Well, the worst contract (Jaric) and locker room distraction (Walker) are gone, which is in itself a good start. We added two players who very well could start, which improves bench depth. And we get our purported point guard of the future for a full season, gods willing. We got an athletic swingman who is cheap and might be worth something in Carney. It's not night and day, no. But it's some change. (Note I didn't bother discussing Collins, Cardinal or Booth.)


----------



## luther

J. Zgoda says the deal is up to five years, 22 million, but it's two guaranteed ($3.5 and $3.8m); the Wolves have a team option after the second and third years; then Gomes has a player option if he's still here after year four.


----------



## nets1fan102290

im surprised he got 5 years so i guess him and brewer will be fighting for the starting small foward position?


----------



## luther

nets1fan102290 said:


> im surprised he got 5 years so i guess him and brewer will be fighting for the starting small foward position?


Well, realistically he probably didn't get five years: he got two guaranteed. Each of the next two, the Wolves hold an option. And then he holds an option for the fifth, by which time the roughly $5 million won't be that big a salary anyway, most likely, and he may not want it (if he's performing well).
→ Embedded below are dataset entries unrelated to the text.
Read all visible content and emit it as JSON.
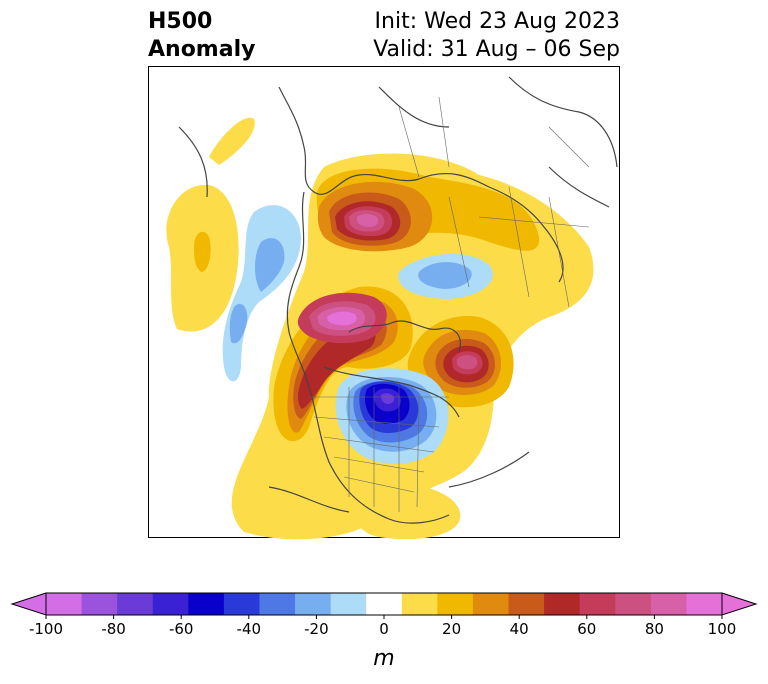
{
  "title": {
    "left_line1": "H500",
    "left_line2": "Anomaly",
    "init": "Init: Wed 23 Aug 2023",
    "valid": "Valid: 31 Aug – 06 Sep"
  },
  "colorbar": {
    "unit": "m",
    "ticks": [
      "-100",
      "-80",
      "-60",
      "-40",
      "-20",
      "0",
      "20",
      "40",
      "60",
      "80",
      "100"
    ],
    "colors": [
      "#d46ee6",
      "#9b52dc",
      "#6a3bd6",
      "#3a22d4",
      "#0a00cc",
      "#2a3ad8",
      "#4e78e4",
      "#76aef0",
      "#acdcf8",
      "#ffffff",
      "#fcdc48",
      "#f0b800",
      "#e08a10",
      "#c85a1a",
      "#b02828",
      "#c43c5a",
      "#cc5080",
      "#d860a8",
      "#e470d8"
    ],
    "extend_low": "#d46ee6",
    "extend_high": "#e470d8"
  }
}
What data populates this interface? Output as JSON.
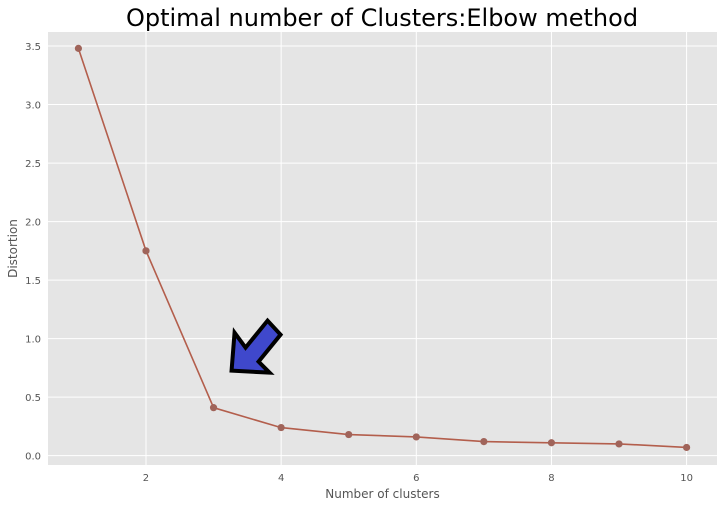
{
  "chart_data": {
    "type": "line",
    "title": "Optimal number of Clusters:Elbow method",
    "xlabel": "Number of clusters",
    "ylabel": "Distortion",
    "x": [
      1,
      2,
      3,
      4,
      5,
      6,
      7,
      8,
      9,
      10
    ],
    "series": [
      {
        "values": [
          3.48,
          1.75,
          0.41,
          0.24,
          0.18,
          0.16,
          0.12,
          0.11,
          0.1,
          0.07
        ]
      }
    ],
    "xlim": [
      0.55,
      10.45
    ],
    "ylim": [
      -0.08,
      3.62
    ],
    "xticks": [
      2,
      4,
      6,
      8,
      10
    ],
    "yticks": [
      0.0,
      0.5,
      1.0,
      1.5,
      2.0,
      2.5,
      3.0,
      3.5
    ],
    "ytick_labels": [
      "0.0",
      "0.5",
      "1.0",
      "1.5",
      "2.0",
      "2.5",
      "3.0",
      "3.5"
    ],
    "grid": true,
    "colors": {
      "background": "#e5e5e5",
      "grid": "#ffffff",
      "line": "#b35e4c",
      "marker": "#a0645a",
      "arrow_fill": "#3f48cc",
      "arrow_stroke": "#000000"
    },
    "annotation": {
      "type": "arrow",
      "points_to_x": 3
    }
  }
}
As for positions, he'll be in the mix fighting for that starting SF spot, presumably with Brewer and maybe Miller, if they go with McCants as SG.


----------



## Mateo

well, didn't they give hudson and hassell 4 or 5 year contracts? we do have a past of giving bench players long contract, so I'm still worried that the option year thing might not be true. we have a history of this.


----------



## luther

Mateo said:


> well, didn't they give hudson and hassell 4 or 5 year contracts? we do have a past of giving bench players long contract, so I'm still worried that the option year thing might not be true. we have a history of this.


The option thing has been publicly discussed at a press conference: it's true. The Hudson and Hassell deals had no options. Granted, we could make a bad decision and keep him (if it is a bad decision at the time--time will tell about that), but the options are there. We can get out after the 2009-10 season if we choose to.


----------